I know Debbie-- I keep thinking of people here to enjoy May/June in Paris . . .what a drag.

I'm not sure why other museums that aren't along the Seine would close down, this is very localized to the immediate environs of the Seine. The Louvre and the Orsay, of course, line the Seine longways in both cases. I suppose maybe the Quai Branly, but they haven't indicated that they're closing.

Posted by
2466 posts

It depends on what the museums have stored in underground vaults. If it's thought that water might enter the storage facilities, a portion or all of the museum would be closed, while they re-arrange things. Obviously, this would also be a security concern, so some areas might be closed to the public during this time.

The Louvre has an enormous amount of art stored underground, so it will take longer to move it to higher ground.

Anyone headed outside of Paris should be watching the weather reports. Though the water is receding somewhat in certain areas, it will take a couple of weeks for everything to dry out. Many areas do not have electricity and the water won't be safe to drink for awhile. So, call your hotel or host to make certain that they will be able to honor your reservation.

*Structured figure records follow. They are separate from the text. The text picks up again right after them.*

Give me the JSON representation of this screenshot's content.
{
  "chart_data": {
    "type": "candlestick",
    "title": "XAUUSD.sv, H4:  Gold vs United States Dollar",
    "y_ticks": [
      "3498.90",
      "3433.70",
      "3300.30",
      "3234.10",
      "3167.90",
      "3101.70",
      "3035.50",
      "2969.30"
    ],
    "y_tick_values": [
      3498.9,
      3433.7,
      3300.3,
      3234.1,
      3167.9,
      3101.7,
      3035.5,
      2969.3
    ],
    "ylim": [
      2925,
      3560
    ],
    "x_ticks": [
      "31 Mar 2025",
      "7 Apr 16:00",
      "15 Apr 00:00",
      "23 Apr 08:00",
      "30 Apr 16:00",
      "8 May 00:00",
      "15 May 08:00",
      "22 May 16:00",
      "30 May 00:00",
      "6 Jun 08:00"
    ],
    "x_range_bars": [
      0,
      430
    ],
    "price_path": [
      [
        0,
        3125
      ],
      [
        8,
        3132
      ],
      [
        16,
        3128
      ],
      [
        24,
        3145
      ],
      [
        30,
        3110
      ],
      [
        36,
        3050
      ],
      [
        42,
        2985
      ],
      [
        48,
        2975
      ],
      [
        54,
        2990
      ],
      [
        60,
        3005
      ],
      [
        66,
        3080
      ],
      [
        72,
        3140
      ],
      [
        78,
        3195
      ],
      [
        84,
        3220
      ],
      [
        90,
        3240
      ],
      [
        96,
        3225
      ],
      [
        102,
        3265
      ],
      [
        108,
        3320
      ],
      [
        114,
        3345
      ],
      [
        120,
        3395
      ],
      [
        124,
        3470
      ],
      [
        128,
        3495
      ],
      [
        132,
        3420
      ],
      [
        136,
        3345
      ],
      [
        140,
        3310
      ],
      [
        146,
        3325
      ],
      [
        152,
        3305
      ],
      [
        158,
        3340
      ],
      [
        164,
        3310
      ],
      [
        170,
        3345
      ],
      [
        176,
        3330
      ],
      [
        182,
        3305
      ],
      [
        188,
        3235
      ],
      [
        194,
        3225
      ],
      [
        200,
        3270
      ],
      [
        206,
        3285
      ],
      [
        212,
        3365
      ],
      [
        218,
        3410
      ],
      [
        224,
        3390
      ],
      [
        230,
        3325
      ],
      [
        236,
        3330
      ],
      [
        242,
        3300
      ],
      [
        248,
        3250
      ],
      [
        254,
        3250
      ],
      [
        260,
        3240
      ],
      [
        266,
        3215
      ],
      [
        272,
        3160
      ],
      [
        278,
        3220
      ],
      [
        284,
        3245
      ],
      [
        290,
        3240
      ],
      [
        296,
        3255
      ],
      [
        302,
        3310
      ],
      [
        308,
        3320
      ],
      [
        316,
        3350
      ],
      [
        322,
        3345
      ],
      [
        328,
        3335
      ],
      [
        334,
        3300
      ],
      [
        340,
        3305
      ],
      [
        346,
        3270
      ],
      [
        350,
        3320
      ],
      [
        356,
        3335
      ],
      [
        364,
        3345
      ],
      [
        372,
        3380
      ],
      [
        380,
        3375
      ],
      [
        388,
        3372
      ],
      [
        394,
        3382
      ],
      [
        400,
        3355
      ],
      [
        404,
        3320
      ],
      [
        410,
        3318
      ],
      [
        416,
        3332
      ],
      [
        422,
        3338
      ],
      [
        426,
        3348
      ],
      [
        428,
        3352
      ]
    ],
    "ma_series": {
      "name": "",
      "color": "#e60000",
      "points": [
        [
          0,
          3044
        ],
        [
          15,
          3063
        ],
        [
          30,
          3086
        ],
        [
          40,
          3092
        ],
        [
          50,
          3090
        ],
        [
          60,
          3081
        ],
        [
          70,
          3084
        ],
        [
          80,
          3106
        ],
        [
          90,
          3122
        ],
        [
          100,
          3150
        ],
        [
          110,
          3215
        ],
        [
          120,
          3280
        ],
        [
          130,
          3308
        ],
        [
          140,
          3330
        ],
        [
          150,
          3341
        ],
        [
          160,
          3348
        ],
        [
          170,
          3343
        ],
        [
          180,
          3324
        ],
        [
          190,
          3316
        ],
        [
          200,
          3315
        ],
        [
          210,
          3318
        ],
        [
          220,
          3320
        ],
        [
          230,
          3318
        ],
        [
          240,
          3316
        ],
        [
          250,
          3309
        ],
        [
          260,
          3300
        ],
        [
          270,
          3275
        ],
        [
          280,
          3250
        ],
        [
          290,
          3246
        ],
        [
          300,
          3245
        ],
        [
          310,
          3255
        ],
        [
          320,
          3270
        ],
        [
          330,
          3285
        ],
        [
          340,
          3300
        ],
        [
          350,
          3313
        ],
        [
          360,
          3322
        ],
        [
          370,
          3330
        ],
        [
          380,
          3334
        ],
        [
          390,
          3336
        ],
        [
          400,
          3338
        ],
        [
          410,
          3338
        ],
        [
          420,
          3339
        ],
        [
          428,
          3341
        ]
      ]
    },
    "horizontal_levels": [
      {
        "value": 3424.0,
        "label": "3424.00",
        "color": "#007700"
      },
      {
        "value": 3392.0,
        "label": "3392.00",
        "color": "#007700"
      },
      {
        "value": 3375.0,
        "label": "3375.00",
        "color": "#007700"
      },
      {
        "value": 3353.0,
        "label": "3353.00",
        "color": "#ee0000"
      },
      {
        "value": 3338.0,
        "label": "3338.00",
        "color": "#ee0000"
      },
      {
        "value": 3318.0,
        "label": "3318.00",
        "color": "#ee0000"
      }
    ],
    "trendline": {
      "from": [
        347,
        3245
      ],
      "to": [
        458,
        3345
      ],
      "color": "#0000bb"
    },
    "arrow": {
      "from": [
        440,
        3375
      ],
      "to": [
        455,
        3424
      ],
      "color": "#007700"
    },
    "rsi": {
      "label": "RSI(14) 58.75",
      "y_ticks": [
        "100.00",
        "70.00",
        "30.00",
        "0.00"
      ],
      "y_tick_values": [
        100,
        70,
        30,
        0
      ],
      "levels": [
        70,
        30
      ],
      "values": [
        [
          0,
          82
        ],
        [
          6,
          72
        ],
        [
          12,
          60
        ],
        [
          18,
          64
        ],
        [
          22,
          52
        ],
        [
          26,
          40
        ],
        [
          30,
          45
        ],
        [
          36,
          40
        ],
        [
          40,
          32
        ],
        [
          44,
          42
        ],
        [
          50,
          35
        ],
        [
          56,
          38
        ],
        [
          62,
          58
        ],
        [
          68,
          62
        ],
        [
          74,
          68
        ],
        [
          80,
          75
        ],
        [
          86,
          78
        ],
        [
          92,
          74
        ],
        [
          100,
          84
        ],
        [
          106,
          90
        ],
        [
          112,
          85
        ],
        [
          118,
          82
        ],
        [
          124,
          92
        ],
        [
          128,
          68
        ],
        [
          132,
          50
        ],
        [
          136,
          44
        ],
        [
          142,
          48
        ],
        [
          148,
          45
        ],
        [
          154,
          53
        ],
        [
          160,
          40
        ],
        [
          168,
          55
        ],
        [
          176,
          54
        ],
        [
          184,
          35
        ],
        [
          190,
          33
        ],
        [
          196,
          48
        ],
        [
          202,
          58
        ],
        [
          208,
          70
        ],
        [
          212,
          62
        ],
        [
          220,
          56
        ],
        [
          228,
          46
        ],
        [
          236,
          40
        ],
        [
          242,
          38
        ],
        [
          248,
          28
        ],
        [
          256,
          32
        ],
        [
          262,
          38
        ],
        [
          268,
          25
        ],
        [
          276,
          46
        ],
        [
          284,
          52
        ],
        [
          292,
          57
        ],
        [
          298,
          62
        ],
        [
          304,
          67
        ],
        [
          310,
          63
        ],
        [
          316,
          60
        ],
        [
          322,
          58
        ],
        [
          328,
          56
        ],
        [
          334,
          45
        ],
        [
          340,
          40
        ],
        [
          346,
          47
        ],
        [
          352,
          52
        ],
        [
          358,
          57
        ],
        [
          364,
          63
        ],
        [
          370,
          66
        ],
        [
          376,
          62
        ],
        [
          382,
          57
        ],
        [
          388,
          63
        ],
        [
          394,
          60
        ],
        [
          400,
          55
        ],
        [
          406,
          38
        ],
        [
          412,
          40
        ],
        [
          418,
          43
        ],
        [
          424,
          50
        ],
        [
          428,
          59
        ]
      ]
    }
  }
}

Not a good year for anyone, unfortunately.

Posted by
15620 posts

Commentators for the French Open mentioned that the organizers were letting fans into the main courts without tickets because so many of the ticket-holders were staying away due to the weather and the stands were nearly empty. Of course, that may be purely surmise on the part of the commentators.

Posted by
10254 posts

I didn't read the article, but if other museums shut it's so their crews are freed up to help museums that are moving works. Additionally, all these places have vaults going many levels underground.

Posted by
1338 posts

Chambord has had some flooding. So they're not open. I've also heard a lot more routes are closed.
Today in Loches the river is just a little bit lower than it was yesterday...fortunately.
As far as I know, Amboise is fine. Their facebook page posted a pic showing the chateau today and last year and comparing the river

Posted by
1097 posts

My heart goes out to all of the folks who unfortunately planned their vacations for this time, and for those who are living there and having to deal with this. I hope it clears soon.
We land in Paris three weeks from today, and are joining the RS Best of France My Way tour on June 28. Between the strikes, the weather and the political climate... well, I don't know what to think!